Hernadi juga menggarisbawahi bahwa pendekatan omnibus law bukan hal baru dalam sistem perundang-undangan Indonesia. “Kita sudah punya beberapa regulasi berbasis omnibus, seperti UU Cipta Kerja, UU Kesehatan, UU Harmonisasi Peraturan Pajak, dan UU Penguatan Sektor Keuangan. Semoga Aceh bisa memulai langkah baru, apakah dalam bentuk PP atau perpres,” jelasnya.
Diskusi tersebut turut disaksikan Malik Mahmud Al-Haytar, Wali Nanggroe Aceh. Kehadirannya menunjukkan dukungan penuh terhadap upaya percepatan implementasi MoU Helsinki melalui penyelarasan regulasi. Ia didamping Katibul Wali Abdullah Hasbullah dan sejumlah anggota tim lainnya.
Mengakhiri pertemuan, baik Tim Aceh maupun Kemenkumham sepakat bahwa percepatan pelaksanaan UUPA membutuhkan payung hukum tambahan.
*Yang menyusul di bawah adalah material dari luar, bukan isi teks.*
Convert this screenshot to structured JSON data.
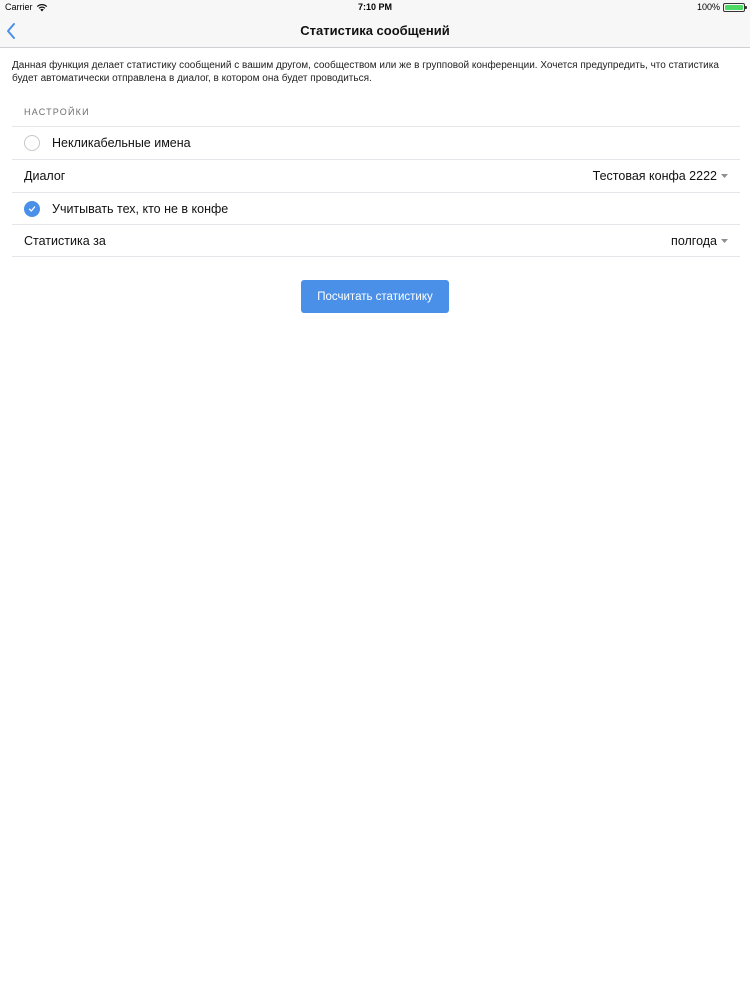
{
  "status_bar": {
    "carrier": "Carrier",
    "time": "7:10 PM",
    "battery": "100%",
    "wifi_icon": "wifi-icon",
    "battery_icon": "battery-icon"
  },
  "nav": {
    "title": "Статистика сообщений",
    "back_icon": "chevron-left-icon"
  },
  "description": "Данная функция делает статистику сообщений с вашим другом, сообществом или же в групповой конференции. Хочется предупредить, что статистика будет автоматически отправлена в диалог, в котором она будет проводиться.",
  "settings": {
    "header": "НАСТРОЙКИ",
    "unclickable_names": {
      "label": "Некликабельные имена",
      "checked": false
    },
    "dialog": {
      "label": "Диалог",
      "value": "Тестовая конфа 2222"
    },
    "include_not_in_conf": {
      "label": "Учитывать тех, кто не в конфе",
      "checked": true
    },
    "period": {
      "label": "Статистика за",
      "value": "полгода"
    }
  },
  "submit_button": "Посчитать статистику",
  "colors": {
    "accent": "#4a90e8",
    "separator": "#e6e6ea",
    "bar_background": "#f7f7f7"
  }
}
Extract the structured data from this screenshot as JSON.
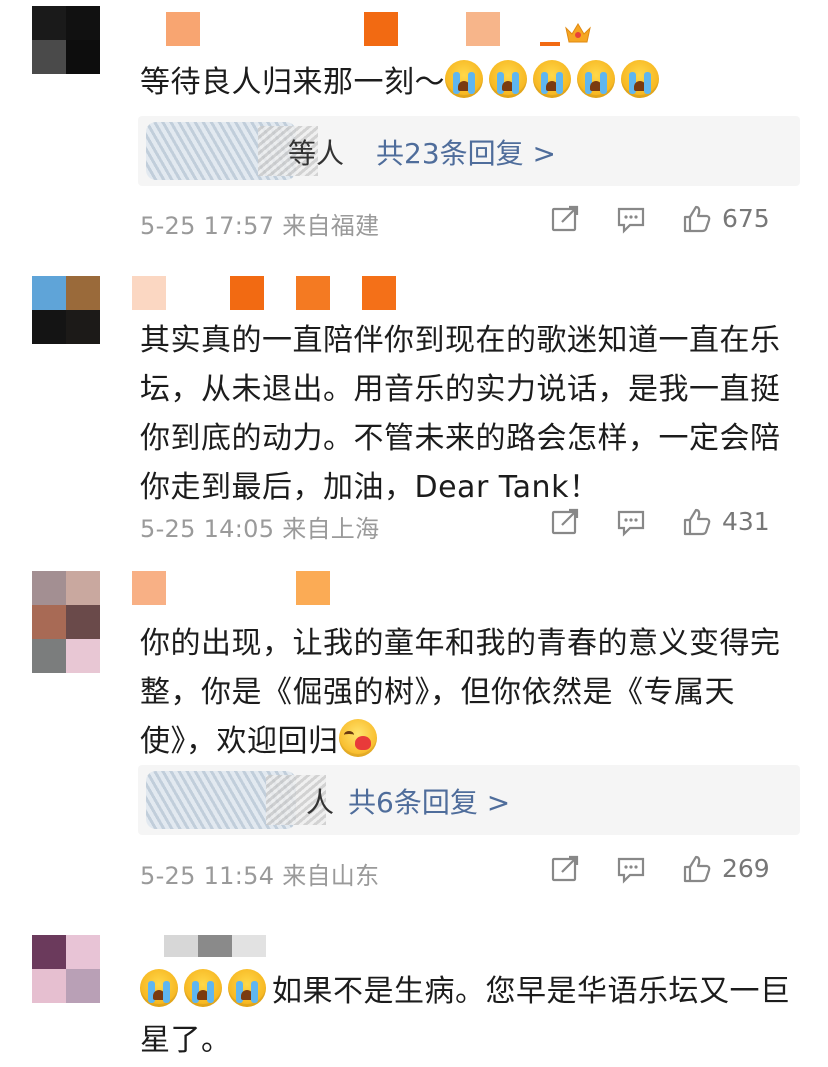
{
  "comments": [
    {
      "text": "等待良人归来那一刻～",
      "emoji_after": [
        "crying-face",
        "crying-face",
        "crying-face",
        "crying-face",
        "crying-face"
      ],
      "replies": {
        "suffix": "等人",
        "link": "共23条回复 >"
      },
      "meta": "5-25 17:57  来自福建",
      "likes": "675"
    },
    {
      "text": "其实真的一直陪伴你到现在的歌迷知道一直在乐坛，从未退出。用音乐的实力说话，是我一直挺你到底的动力。不管未来的路会怎样，一定会陪你走到最后，加油，Dear Tank！",
      "meta": "5-25 14:05  来自上海",
      "likes": "431"
    },
    {
      "text": "你的出现，让我的童年和我的青春的意义变得完整，你是《倔强的树》，但你依然是《专属天使》，欢迎回归",
      "emoji_after": [
        "kiss-face"
      ],
      "replies": {
        "suffix": "人",
        "link": "共6条回复 >"
      },
      "meta": "5-25 11:54  来自山东",
      "likes": "269"
    },
    {
      "emoji_before": [
        "crying-face",
        "crying-face",
        "crying-face"
      ],
      "text": "如果不是生病。您早是华语乐坛又一巨星了。"
    }
  ],
  "icons": {
    "repost": "repost-icon",
    "comment": "comment-icon",
    "like": "thumbs-up-icon",
    "badge": "crown-icon"
  },
  "colors": {
    "link": "#4f6d9b",
    "meta": "#9a9a9a",
    "reply_bg": "#f5f5f5"
  }
}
Hernadi menyatakan, “Untuk mempercepat implementasi UUPA, memang diperlukan aturan pelaksana lain yang bisa mengharmonisasikan UUPA dengan peraturan sektoral lainnya. Ini bagian dari mewujudkan amanah MoU Helsinki.”
Pertemuan ini menjadi langkah menuju terobosan hukum yang diharapkan dapat memperkuat otonomi Aceh sekaligus mempercepat pembangunan yang berlandaskan kesepakatan damai yang telah dirintis hampir dua dekade silam.